Jones’ entire thesis rests on the contention that Rihanna is a corrupt and contemptible person. Her language seethes with hatred; she is “toxic”, “poisonous”, she “infecting” the high streets. This nakedly hateful character assassination is, however, couched in the language of concern:
Is it fair that we berate female stars for being bad, when we don’t admonish men in the same way? Yes, it is fair. Because young women are far more impressionable than young men.
There you have it. Young women are more “impressionable”, apparently incapable of critical thought, and the best way to nurture a positive social environment for young people is to pour buckets and buckets of misogynist bile on a woman that has the temerity to be in the public eye! Why does this concern for young women look so much like misogyny?
Rihanna issued this response on her instagram:
LOL!!!! My money got a bad habit of pissing people off!! If you sincerely wanna help little girls more than their own parents do, here’s a toxic tip: don’t be amateur with your articles, you sound bitter! What’s all this about hair and nails and costumes and tattoos?? ….That shit ain’t clever!!! That shit ain’t journalism! That’s a sad sloppy menopausal mess!!! Nobody over here acts like they’re perfect! I don’t pretend that I’m like you, i just live… My life!! And I don’t know why y’all still act so surprised by any of it!! “Role Model” is not a position or title that I have ever campaigned for, so chill wit dat! I got my own fucked up shit to work on, I’ll never portray that as perfect, but for right now it’s ME!! Call it what ya want!! Toxic was cute, Poisonous Pop Princess had a nice ring to it, just a lil wordy! And P.S. my first American Vogue cover was in 2011…APRIL!!! #ElizabethAnnJones
Rihanna articulated something that has never sat very well with me when celebrities are being discussed. Why must female celebrities always serve as “good role models?” What is a good role model? To me, these discussions are ridiculously gendered. Footballers, singers and actors who misbehave are lauded as “lads”, while women in the public eye who drink and are unashamed about their sex lives are treated like toxic waste. When male celebrities are criticised in the mainstream press, they are never slated as being bad role models for young fans. For instance, the aforementioned Brown has been quite rightly upbraided in the press for his despicable behaviour, however, never to my recollection has he been dubbed a bad role model for young boys.
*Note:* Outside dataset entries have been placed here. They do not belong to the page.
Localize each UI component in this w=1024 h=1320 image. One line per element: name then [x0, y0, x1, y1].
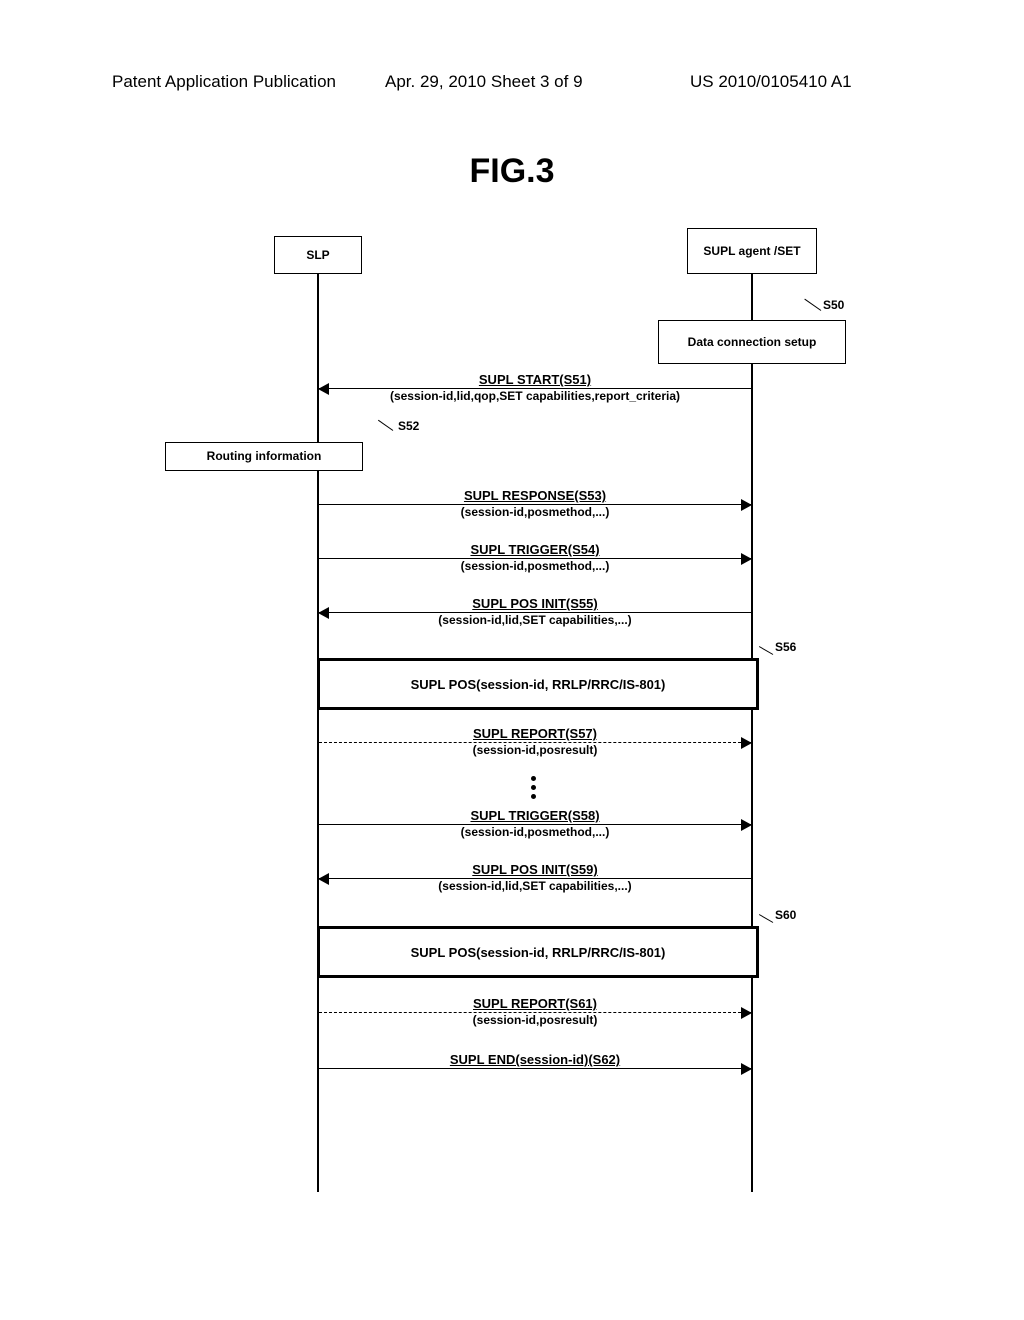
- header-right: US 2010/0105410 A1: [690, 72, 852, 92]
- continuation-dots: [531, 772, 537, 803]
- arrow-s57: [319, 742, 751, 743]
- arrow-s59: [319, 878, 751, 879]
- msg-s61-title: SUPL REPORT(S61): [319, 996, 751, 1011]
- actor-slp: SLP: [274, 236, 362, 274]
- tag-s56: S56: [775, 640, 796, 654]
- leader-s52: [378, 420, 393, 431]
- msg-s54-params: (session-id,posmethod,...): [319, 559, 751, 573]
- actor-set: SUPL agent /SET: [687, 228, 817, 274]
- supl-pos-box-56: SUPL POS(session-id, RRLP/RRC/IS-801): [317, 658, 759, 710]
- msg-s62: SUPL END(session-id)(S62): [319, 1052, 751, 1067]
- supl-pos-box-60: SUPL POS(session-id, RRLP/RRC/IS-801): [317, 926, 759, 978]
- tag-s60: S60: [775, 908, 796, 922]
- msg-s55-params: (session-id,lid,SET capabilities,...): [319, 613, 751, 627]
- msg-s53-params: (session-id,posmethod,...): [319, 505, 751, 519]
- tag-s50: S50: [823, 298, 844, 312]
- msg-s53-title: SUPL RESPONSE(S53): [319, 488, 751, 503]
- sequence-diagram: SLP SUPL agent /SET S50 Data connection …: [175, 216, 875, 1216]
- data-connection-box: Data connection setup: [658, 320, 846, 364]
- arrow-s53: [319, 504, 751, 505]
- msg-s57-title: SUPL REPORT(S57): [319, 726, 751, 741]
- leader-s60: [759, 914, 773, 923]
- page-root: Patent Application Publication Apr. 29, …: [0, 0, 1024, 1320]
- arrow-s61: [319, 1012, 751, 1013]
- msg-s59-title: SUPL POS INIT(S59): [319, 862, 751, 877]
- msg-s55-title: SUPL POS INIT(S55): [319, 596, 751, 611]
- msg-s61-params: (session-id,posresult): [319, 1013, 751, 1027]
- header-left: Patent Application Publication: [112, 72, 336, 92]
- msg-s58-title: SUPL TRIGGER(S58): [319, 808, 751, 823]
- msg-s54-title: SUPL TRIGGER(S54): [319, 542, 751, 557]
- msg-s51-title: SUPL START(S51): [319, 372, 751, 387]
- tag-s52: S52: [398, 419, 419, 433]
- msg-s59-params: (session-id,lid,SET capabilities,...): [319, 879, 751, 893]
- routing-info-box: Routing information: [165, 442, 363, 471]
- leader-s56: [759, 646, 773, 655]
- msg-s62-title: SUPL END(session-id)(S62): [319, 1052, 751, 1067]
- msg-s57-params: (session-id,posresult): [319, 743, 751, 757]
- header-mid: Apr. 29, 2010 Sheet 3 of 9: [385, 72, 583, 92]
- msg-s51-params: (session-id,lid,qop,SET capabilities,rep…: [319, 389, 751, 403]
- arrow-s55: [319, 612, 751, 613]
- arrow-s58: [319, 824, 751, 825]
- lifeline-set: [751, 272, 753, 1192]
- arrow-s51: [319, 388, 751, 389]
- arrow-s54: [319, 558, 751, 559]
- msg-s58-params: (session-id,posmethod,...): [319, 825, 751, 839]
- arrow-s62: [319, 1068, 751, 1069]
- figure-title: FIG.3: [0, 152, 1024, 191]
- leader-s50: [804, 299, 821, 311]
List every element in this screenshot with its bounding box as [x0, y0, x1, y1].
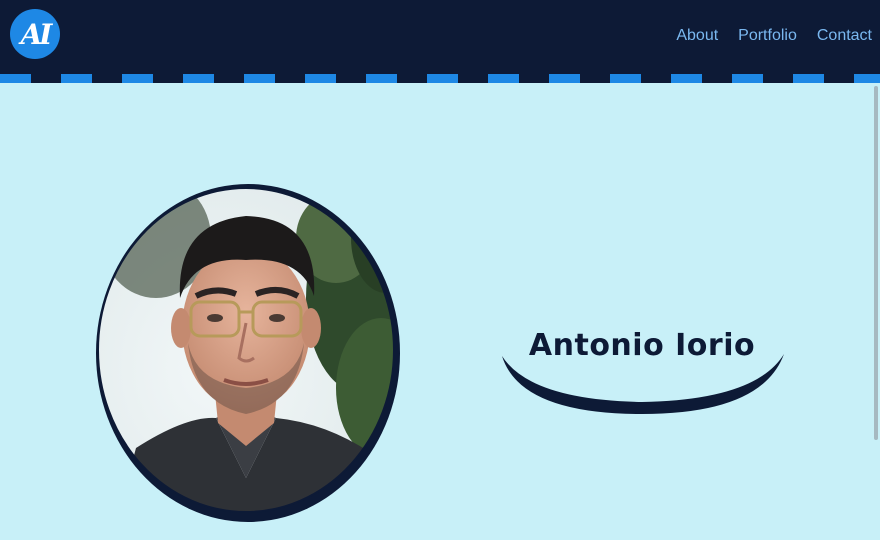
profile-photo	[96, 184, 400, 522]
nav-contact[interactable]: Contact	[817, 27, 872, 45]
navbar-stripe-divider	[0, 74, 880, 83]
hero-name: Antonio Iorio	[528, 328, 756, 363]
nav-portfolio[interactable]: Portfolio	[738, 27, 797, 45]
site-logo[interactable]: AI	[10, 9, 60, 59]
navbar: AI About Portfolio Contact	[0, 0, 880, 74]
hero-name-block: Antonio Iorio	[500, 300, 784, 420]
nav-about[interactable]: About	[676, 27, 718, 45]
nav-links: About Portfolio Contact	[676, 27, 872, 45]
scrollbar-thumb[interactable]	[874, 86, 878, 440]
This insistence that female celebrities be purer than the driven snow, while often dressed up in the language of feminism feels too much like good ol’ fashioned patriarchal preaching and policing of women’s lives. Rihanna is derided for being successful, famous, talented, and crucially, confident and self-assured in a way that women, particularly women of colour, are not allowed to be under patriarchy. She refuses to “behave” according to the proscribed script, and this has rattled a few cages.
Yes, let’s have role models. Let’s have brilliant female writers, doctors, journalists, engineers, scientists, activists, musicians, singers, dancers, screenwriters, actors, directors, icons. There’s room for all of them. Do you know what I’d like to see less of? Hacky misogynist tabloid journos who exist to perpuate patriarchy. They’re no role models for anybody.